Secara logika, krisis ekonomi sebenarnya adalah proses pembersihan pasar dari model bisnis yang tidak efisien. Pemilik mata elang pebisnis memahami bahwa ketika pesaing mulai mundur atau memangkas biaya secara ekstrem, inilah saatnya untuk melakukan ekspansi yang terukur atau inovasi produk. Biaya operasional seperti harga sewa lahan atau biaya pemasaran terkadang justru lebih murah di masa sulit. Dengan memanfaatkan efisiensi biaya tersebut, pebisnis dapat membangun landasan yang kuat untuk melesat jauh lebih cepat ketika kondisi perekonomian mulai pulih dan kembali stabil.

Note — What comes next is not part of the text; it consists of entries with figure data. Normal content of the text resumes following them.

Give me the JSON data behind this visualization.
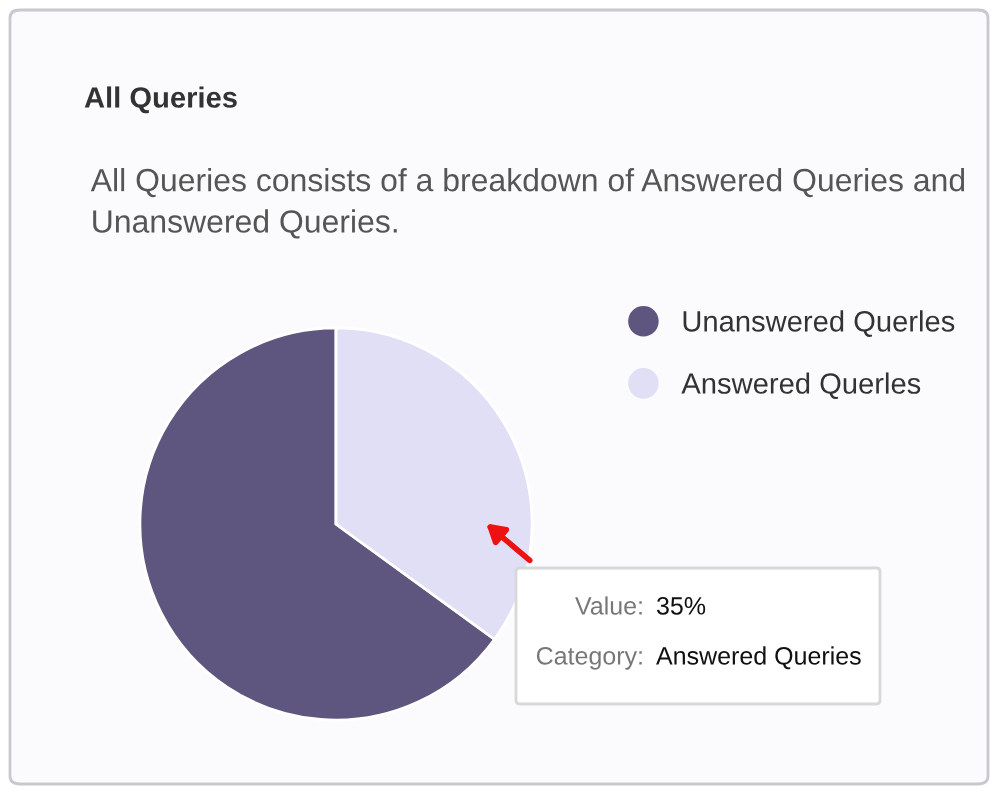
{
  "chart_data": {
    "type": "pie",
    "title": "All Queries",
    "subtitle": "All Queries consists of a breakdown of Answered Queries and Unanswered Queries.",
    "categories": [
      "Unanswered Querles",
      "Answered Querles"
    ],
    "values": [
      65,
      35
    ],
    "colors": [
      "#5e567e",
      "#e0dff5"
    ],
    "legend": "top right",
    "annotations": [
      "Value:",
      "35%",
      "Category:",
      "Answered Queries"
    ]
  }
}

Kemampuan untuk melihat peluang atau “cuan” di tengah badai ekonomi juga bergantung pada mental yang buruk. Mata elang pebisnis akan fokus pada efisiensi teknologi dan adaptasi digital untuk menekan pengeluaran yang tidak perlu. Mereka memandang masalah sebagai permintaan pasar yang belum terpenuhi. Misalnya, saat akses fisik terbatas, layanan pengantaran atau solusi digital menjadi primadona. Kepekaan terhadap perubahan perilaku konsumen ini memungkinkan pebisnis untuk tetap relevan dan produktif meskipun daya beli masyarakat secara umum sedang mengalami kontraksi atau penurunan.
Selain itu, manajemen arus kas yang ketat menjadi pendukung utama bagi tajamnya mata elang pebisnis dalam bertindak. Peluang emas sering kali muncul secara tiba-tiba dalam bentuk aset murah atau kerja sama strategi yang mendesak. Tanpa likuiditas yang terjaga, peluang tersebut hanya akan menjadi penyesalan. Oleh karena itu, pengusaha sukses selalu menyiapkan dana cadangan di masa tenang agar memiliki daya pukul yang kuat di masa sulit. Strategi ini bukan tentang keuangan semata, melainkan tentang kesiapan mental dan finansial dalam menghadapi segala kemungkinan skenario ekonomi.